Unos defienden la libertad irrestricta de prensa, mientras otros hacen llamados a decapitar a los herejes. Hay quienes sin matices condenan la provocación y ofensa hechas al mundo musulmán, y consideran que hubo extrema imprudencia en no aquilatar las reacciones islámicas. Algunos más vuelven a citar a Samuel Huntington, y su choque de civilizaciones, para pretendidamente demostrar que la polarización entre Occidente y la cosmovisión del Islam sólo tiene como horizonte la polarización. Es muy difícil, en este contexto de extremos, hacer llamados a guardar la calma e intentar analizar el tópico sin los arrebatos de la pasión encendida.
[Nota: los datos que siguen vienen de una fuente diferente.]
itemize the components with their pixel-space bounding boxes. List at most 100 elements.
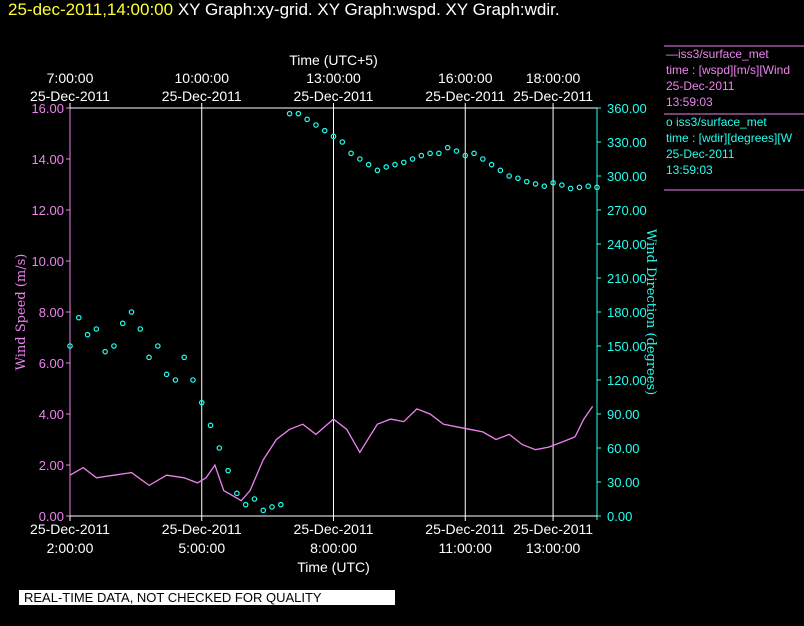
y-left-tick-label: 6.00 [39,356,64,371]
wdir-point [295,110,302,117]
x-bottom-tick-time: 11:00:00 [439,540,493,556]
x-bottom-tick-date: 25-Dec-2011 [425,521,505,537]
wdir-point [330,133,337,140]
x-top-tick-time: 10:00:00 [175,70,230,86]
y-right-tick-label: 360.00 [607,101,647,116]
wdir-point [506,173,512,179]
wdir-point [163,371,170,378]
wdir-point [532,181,539,187]
y-right-axis-title: Wind Direction (degrees) [643,229,658,395]
wdir-point [480,156,486,162]
y-right-tick-label: 150.00 [607,339,647,354]
y-left-axis-title: Wind Speed (m/s) [14,254,29,371]
wdir-point [234,490,240,497]
x-bottom-tick-date: 25-Dec-2011 [162,521,242,537]
y-left-tick-label: 4.00 [39,407,64,422]
wdir-point [286,110,293,117]
wdir-point [216,445,223,451]
wdir-point [84,331,91,338]
wdir-point [585,183,592,190]
wdir-point [181,354,187,361]
wdir-point [392,161,398,168]
y-left-tick-label: 16.00 [31,101,64,116]
wdir-point [515,175,521,182]
y-right-tick-label: 0.00 [607,509,632,524]
header-graph-list: XY Graph:xy-grid. XY Graph:wspd. XY Grap… [177,0,560,19]
y-right-tick-label: 120.00 [607,373,647,388]
wdir-point [523,178,530,185]
wdir-point [348,150,354,157]
y-left-tick-label: 0.00 [39,509,64,524]
quality-disclaimer: REAL-TIME DATA, NOT CHECKED FOR QUALITY [19,590,395,605]
header-timestamp: 25-dec-2011,14:00:00 [8,0,174,19]
x-top-tick-time: 13:00:00 [306,70,361,86]
x-bottom-axis-title: Time (UTC) [297,559,370,575]
wdir-point [67,343,73,349]
x-top-tick-date: 25-Dec-2011 [30,88,110,104]
y-left-tick-label: 12.00 [31,203,64,218]
wdir-point [75,314,82,321]
y-right-tick-label: 300.00 [607,169,647,184]
wspd-series-line [69,406,594,502]
x-bottom-tick-date: 25-Dec-2011 [30,521,110,537]
wdir-point [260,507,267,514]
legend-wdir-name: o iss3/surface_met [666,115,767,129]
legend-wdir-var: time : [wdir][degrees][W [666,131,793,145]
x-top-tick-date: 25-Dec-2011 [425,88,505,104]
wdir-point [146,354,152,361]
wdir-point [497,167,504,174]
x-top-tick-date: 25-Dec-2011 [294,88,374,104]
y-right-tick-label: 240.00 [607,237,647,252]
y-right-tick-label: 180.00 [607,305,647,320]
legend-wdir-time: 13:59:03 [666,163,713,177]
wdir-point [576,184,583,191]
wdir-point [339,139,346,145]
wdir-point [119,320,126,327]
wdir-point [251,496,258,502]
wdir-point [357,156,363,162]
wdir-point [313,122,319,128]
wdir-point [111,343,117,349]
wdir-point [453,148,460,154]
wdir-point [102,348,108,355]
x-top-tick-time: 7:00:00 [47,70,94,86]
x-bottom-tick-date: 25-Dec-2011 [513,521,593,537]
y-right-tick-label: 330.00 [607,135,647,150]
wdir-point [172,377,179,383]
wdir-point [488,161,495,168]
legend-wdir-date: 25-Dec-2011 [666,147,735,161]
wdir-point [427,150,433,157]
y-right-tick-label: 90.00 [607,407,640,422]
legend-wdir-marker-icon: o [666,115,677,129]
wdir-point [436,150,442,157]
wdir-point [304,116,310,123]
wdir-point [225,467,231,474]
wdir-point [277,501,284,508]
wdir-point [365,161,372,168]
wdir-point [321,127,328,134]
legend-wspd-line-icon: — [666,47,678,61]
wdir-point [550,180,556,186]
wdir-point [155,343,161,349]
x-top-tick-time: 16:00:00 [438,70,493,86]
legend-wspd-var: time : [wspd][m/s][Wind [666,63,791,77]
x-top-tick-time: 18:00:00 [526,70,581,86]
x-bottom-tick-time: 13:00:00 [526,540,581,556]
x-bottom-tick-time: 8:00:00 [310,540,357,556]
wdir-point [594,184,600,191]
y-right-tick-label: 30.00 [607,475,640,490]
wdir-point [93,326,100,332]
wdir-point [462,152,469,159]
wdir-point [137,326,144,332]
wdir-point [400,159,407,166]
wdir-point [242,501,249,508]
wdir-point [198,399,205,406]
x-bottom-tick-date: 25-Dec-2011 [294,521,374,537]
wdir-point [269,504,275,510]
x-top-tick-date: 25-Dec-2011 [513,88,593,104]
wdir-point [541,183,548,190]
wdir-point [418,152,425,159]
wdir-point [471,150,477,157]
y-right-tick-label: 60.00 [607,441,640,456]
legend-wspd-name: —iss3/surface_met [666,47,769,61]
Tal vez pueda señalarse a los responsables de publicar las ya famosas caricaturas, de haber incurrido en imprudencia. Por los antecedentes, como el de Salman Rushdie y su novela
Versos satánicos, era seguro que el hecho iba a despertar la furia de la población islámica. Sin embargo,
por el lado de la reacción desatada, me parece necesario decir que no es lo mismo imprudencia que hacer llamados al exterminio de los herejes y pretender que los gobiernos de las naciones donde aparecieron las caricaturas son responsables de su publicación. Adicionalmente es necesario tener en cuenta que si los dibujos trascendieron las fronteras, por demás endebles en la globalización, y se conocieron en el mundo musulmán fue por la bien orquestada campaña de los
ulemas que viven en países occidentales.
La caricaturización de Mahoma les representó a los extremistas una excelente oportunidad para instigar a miles de iracundos musulmanes, que ni han visto las representaciones que hacen mofa de su profeta, para que arremetieran contra las sedes diplomáticas de varios países. En las revueltas ya hubo muertos, que fueron victimados por las turbas que a su paso buscaban arrasar con todo. Muertos y vivos son musulmanes.
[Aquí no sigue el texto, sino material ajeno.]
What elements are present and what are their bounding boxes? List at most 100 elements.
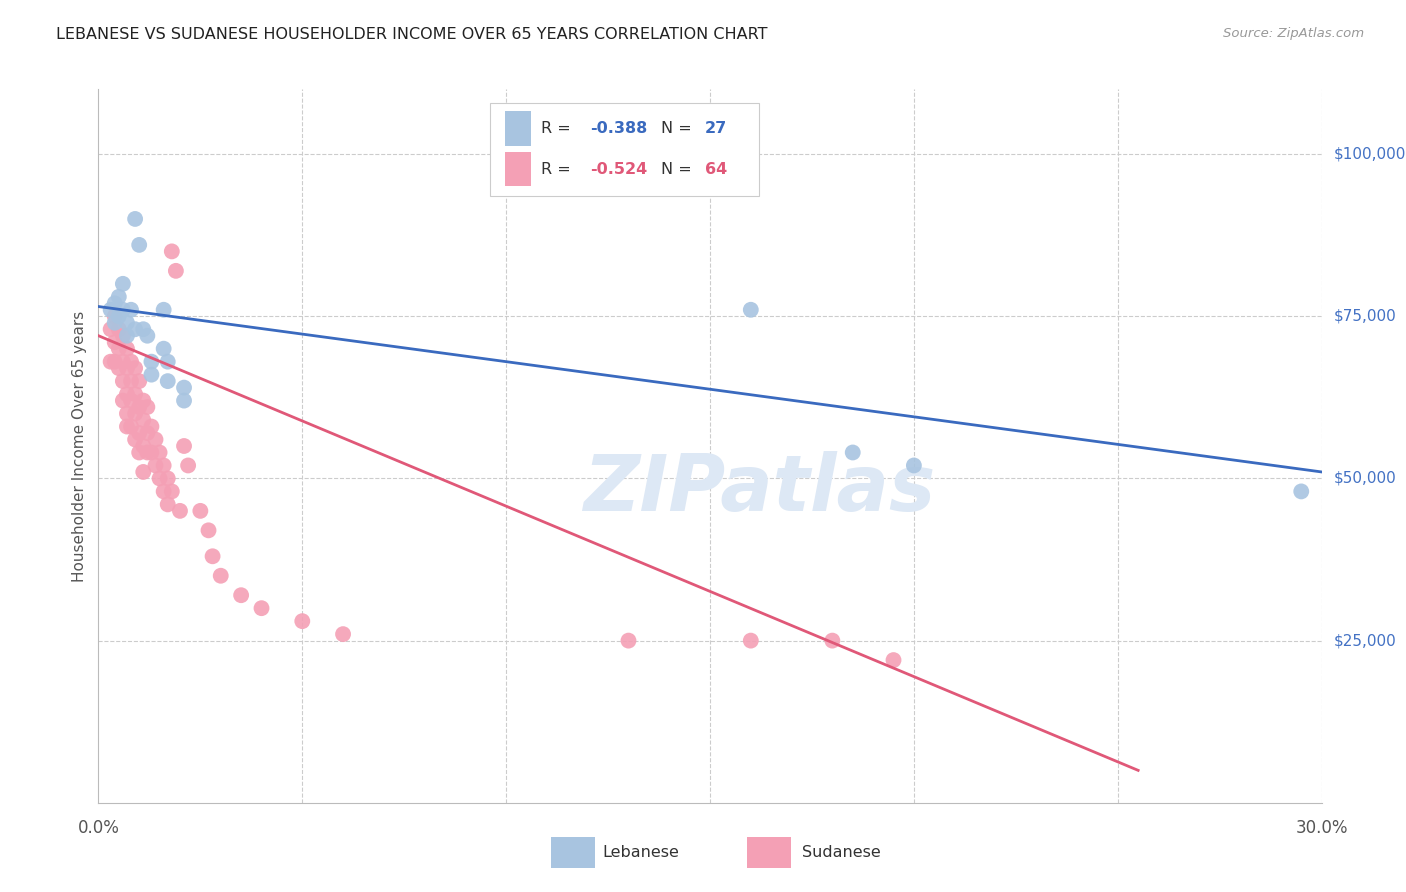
- Point: [883, 653, 905, 667]
- Point: [145, 433, 167, 447]
- Point: [201, 549, 224, 564]
- Point: [128, 374, 150, 388]
- Point: [617, 633, 640, 648]
- Y-axis label: Householder Income Over 65 years: Householder Income Over 65 years: [72, 310, 87, 582]
- Bar: [505, 112, 531, 145]
- Point: [160, 244, 183, 259]
- Point: [111, 328, 134, 343]
- Point: [197, 524, 219, 538]
- Point: [209, 568, 232, 582]
- Point: [108, 322, 131, 336]
- Point: [128, 400, 150, 414]
- Point: [115, 316, 138, 330]
- Point: [108, 310, 131, 324]
- Point: [132, 413, 155, 427]
- Point: [111, 374, 134, 388]
- Text: R =: R =: [541, 161, 576, 177]
- Text: Source: ZipAtlas.com: Source: ZipAtlas.com: [1223, 27, 1364, 40]
- Point: [104, 316, 127, 330]
- Text: $25,000: $25,000: [1334, 633, 1396, 648]
- Point: [100, 302, 122, 317]
- Point: [100, 354, 122, 368]
- Point: [104, 335, 127, 350]
- Text: -0.388: -0.388: [591, 121, 647, 136]
- Text: N =: N =: [661, 161, 697, 177]
- Point: [124, 322, 146, 336]
- Point: [291, 614, 314, 628]
- Point: [132, 322, 155, 336]
- Point: [141, 445, 163, 459]
- Point: [231, 588, 253, 602]
- Point: [740, 633, 762, 648]
- Bar: [489, 103, 759, 196]
- Point: [141, 354, 163, 368]
- Point: [115, 328, 138, 343]
- Point: [841, 445, 863, 459]
- Point: [120, 419, 142, 434]
- Point: [173, 393, 195, 408]
- Point: [104, 310, 127, 324]
- Point: [156, 471, 179, 485]
- Point: [108, 290, 131, 304]
- Point: [100, 322, 122, 336]
- Point: [332, 627, 354, 641]
- Point: [124, 211, 146, 226]
- Point: [145, 458, 167, 473]
- Point: [124, 387, 146, 401]
- Point: [136, 400, 159, 414]
- Bar: [747, 837, 790, 869]
- Point: [120, 302, 142, 317]
- Point: [141, 419, 163, 434]
- Point: [120, 354, 142, 368]
- Point: [128, 238, 150, 252]
- Point: [152, 302, 174, 317]
- Point: [152, 342, 174, 356]
- Point: [903, 458, 925, 473]
- Point: [152, 484, 174, 499]
- Point: [740, 302, 762, 317]
- Point: [1291, 484, 1313, 499]
- Bar: [551, 837, 595, 869]
- Text: ZIPatlas: ZIPatlas: [583, 450, 935, 527]
- Text: 64: 64: [706, 161, 727, 177]
- Text: Lebanese: Lebanese: [602, 846, 679, 860]
- Point: [128, 445, 150, 459]
- Text: $75,000: $75,000: [1334, 309, 1396, 324]
- Point: [104, 296, 127, 310]
- Text: R =: R =: [541, 121, 576, 136]
- Point: [156, 497, 179, 511]
- Point: [120, 374, 142, 388]
- Point: [132, 465, 155, 479]
- Point: [111, 393, 134, 408]
- Point: [173, 439, 195, 453]
- Point: [115, 361, 138, 376]
- Point: [141, 368, 163, 382]
- Point: [108, 342, 131, 356]
- Point: [120, 393, 142, 408]
- Point: [124, 433, 146, 447]
- Point: [152, 458, 174, 473]
- Point: [136, 425, 159, 440]
- Point: [156, 374, 179, 388]
- Point: [250, 601, 273, 615]
- Point: [111, 354, 134, 368]
- Point: [160, 484, 183, 499]
- Point: [149, 471, 172, 485]
- Point: [173, 381, 195, 395]
- Point: [124, 407, 146, 421]
- Text: $100,000: $100,000: [1334, 146, 1406, 161]
- Point: [111, 277, 134, 291]
- Point: [115, 342, 138, 356]
- Text: 27: 27: [706, 121, 727, 136]
- Point: [177, 458, 200, 473]
- Bar: [505, 152, 531, 186]
- Point: [136, 328, 159, 343]
- Point: [821, 633, 844, 648]
- Point: [124, 361, 146, 376]
- Point: [111, 302, 134, 317]
- Point: [115, 387, 138, 401]
- Point: [104, 354, 127, 368]
- Point: [132, 393, 155, 408]
- Point: [165, 264, 187, 278]
- Point: [169, 504, 191, 518]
Todos tenemos límites, y no nos gusta que se hagan caricaturizaciones o escarnio de asuntos y personajes que tenemos en alta estima o son para nosotros sagrados. En esto demandamos sensibilidad de quienes no comparten nuestra idea de sacralidad. Pero si, como es frecuente en los cartonistas o moneros como les llamamos en México a los caricaturistas, hay francas bufas y ridiculizaciones de símbolos católicos o cristianos, eso no puede justificar una respuesta violenta ni buscar el encarcelamiento del autor del exceso. Lo conducente es, una y otra vez, persuadir con argumentos a quienes parece gozan con zaherir las creencias de los otros. Puede ser frágil el recurso, pero no encuentro otro argumento en las sociedades democráticas y plurales.
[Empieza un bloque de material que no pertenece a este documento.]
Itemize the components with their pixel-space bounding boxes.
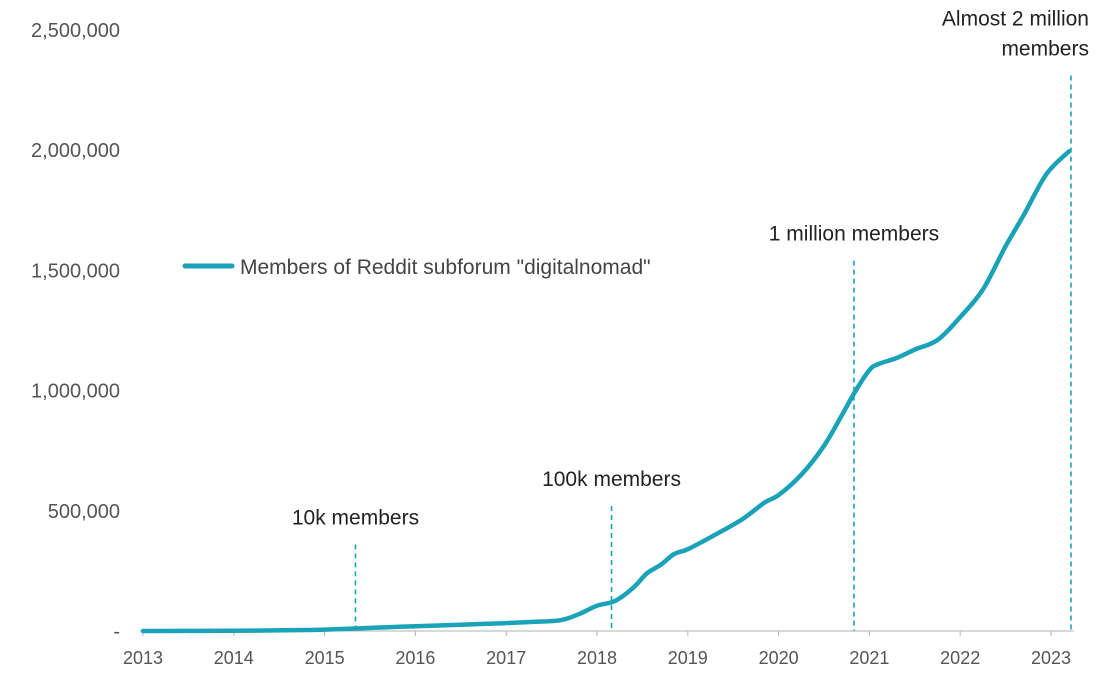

Tener fe en una época de incertidumbre, tomo de Peter Berger el enunciado, es causa de sospecha en los círculos periodísticos, académicos e intelectuales, y uno puede ser señalado de intolerante. De la misma manera el espíritu de los tiempos en Occidente (y México es un extremo exótico de Occidente, como dijo Octavio Paz), marca observar la corrección política. Según ella, entonces, debe gobernar el relativismo, en el que todas las creencias son iguales y no puede, ni debe, existir jerarquizaciones en ellas. Lo único absoluto es lo relativo, nos dicen. Pero evoco al filósofo Lessek Kolakowsky, que ejemplificó bien esta escuela de pensamiento con una ilustración certera. Si en una sociedad sus integrantes rechazan comer carne humana, mientras en otra sí lo hacen, entonces, si todo se vale y si todo es igual, tendremos que concluir que los antropófagos tienen un problema de gusto gastronómico distinto y no un dilema moral.
Porque hay diferencias y las mismas importan, y eso no es intolerancia, subrayo que el origen de la fe cristiana es distinto al de las creencias del Islam. Mientras Jesús dijo que su Reino no era de este mundo, no procedía, es decir no había sido engendrado por idea humana alguna, y prescribió que sus seguidores y seguidoras debían respetar las conciencias de quienes rechazaran el Evangelio y estableció una diferencia sustancial entre la comunidad voluntaria de creyentes y el resto de la sociedad; por su parte el profeta Mahoma fue tanto líder religioso como líder militar, estableciendo así un paradigma integrista, al cual debían ceñirse sus feligreses. Con esto quiero decir que el integrismo (los religioso convertido en política pública y desde el Estado) musulmán tiene bases para rechazar el laicismo y buscar fervientemente la confesionalización de las sociedades. De ahí su reacción tan furibunda a unas imprudentes caricaturas.
Lo anterior para nada significa una defensa a ultranza de Occidente en todo y para siempre, nada más recordar que existen matrices culturales divergentes y que ellas permean valorativamente en una o en otra forma. Por lo demás hoy, como lo asentó Lesslie Newbigin y nos lo recuerda Samuel Escobar en su extraordinario libro
The New Global Mission, the Gospel from Everywhere to Everyone, el mayor reto misionero lo representa la Europa poscristiana, cuyo proceso secularizador ha producido sociedades repelentes al mensaje del Evangelio. En el fenómeno tienen buena parte de responsabilidad las iglesias cristianas que se contentaron con desplazar a una confesión, y pasar a ser la fe territorial oficial, olvidándose de que la vitalidad se pierde si se relega el principio de que a la comunidad de creyentes se ingresa voluntariamente y no a través de registros automáticos por el hecho de nacer en una sociedad nominalmente cristiana.
Los caricaturistas y los integristas nos tienen metidos en un debate global sobre la libertad de expresión y el respeto a las convicciones más íntimas. Quizás la respuesta está en construir una globalidad en las que unos internalicen el valor de la prudencia, mientras los otros vigorizan el valor de la tolerancia. Y tolerancia no es aceptar todo, sino mantenerse firme en una postura pero reconocer que hay límites que no se pueden traspasar en la defensa de las convicciones.